We can use a function of the Ontobj to make an example scatterplot for two pathways of our choice.

In [None]:
# make scatterplot for two pathway activities
pwo.plot_scatter(sample_annot = data_path() + 'pbmc_sample_annot.csv',   # pandas Dataframe or path to annotation file
                 color_by = 'condition',                                 # variable to use for coloring
                 act = pwo_act,                                          # pathway activities computed from OntoVAE model
                 term1 = 'interferon mediated signaling pathway',        # term on x-axis of scatter plot
                 term2 = 'T cell receptor signaling pathway',            # term on y-axis of scatter plot
                 top_thresh = 1000,                                      # which trimmed version to use
                 bottom_thresh = 30)                                     # which trimmed version to use

# Note that the scatterplot displayed in the vignette was trained over 200 epochs!

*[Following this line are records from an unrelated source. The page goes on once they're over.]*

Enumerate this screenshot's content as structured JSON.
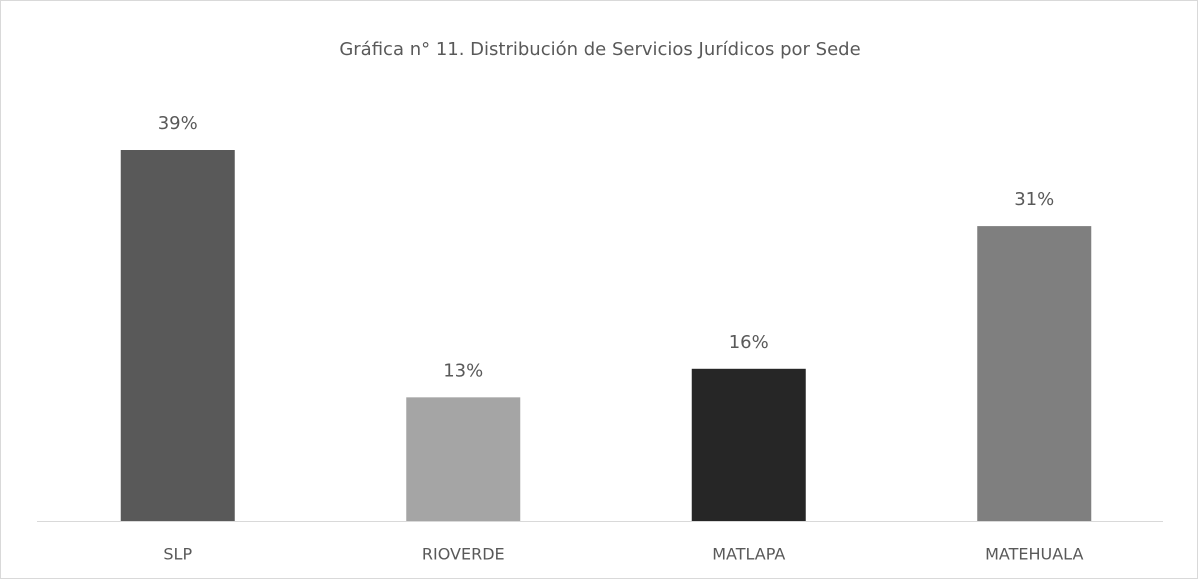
{
  "chart_data": {
    "type": "bar",
    "title": "Gráfica n° 11. Distribución de Servicios Jurídicos por Sede",
    "categories": [
      "SLP",
      "RIOVERDE",
      "MATLAPA",
      "MATEHUALA"
    ],
    "values": [
      39,
      13,
      16,
      31
    ],
    "value_labels": [
      "39%",
      "13%",
      "16%",
      "31%"
    ],
    "colors": [
      "#595959",
      "#a5a5a5",
      "#262626",
      "#7f7f7f"
    ]
  }
}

We can now perform in silico perturbations and Wilcoxon tests to see which terms are influenced most.

In [None]:
# get pathway activities where ISG15 was perturbed
pwo_ko_act = pwo_model.perturbation(ontobj=pwo,
                                    dataset='PBMC_CD4T',
                                    genes=['ISG15'],        # list of genes to be perturbed
                                    values=[0])             # list of new values for the genes

We can use a function of the Ontobj to perform a paired Wilcoxon test between perturbed and non-perturbed for all terms of the ontology and get a ranked dataframe

In [None]:
# perform paired Wilcoxon test
results = pwo.wilcox_test(control = pwo_act,
                          perturbed = pwo_ko_act,
                          direction = 'down',
                          top_thresh=1000,
                          bottom_thresh=30)

In [None]:
# display the top results
results.head(10)

We see that when we modulate ISG15 expression, our top hits are all pathways related to the immune response!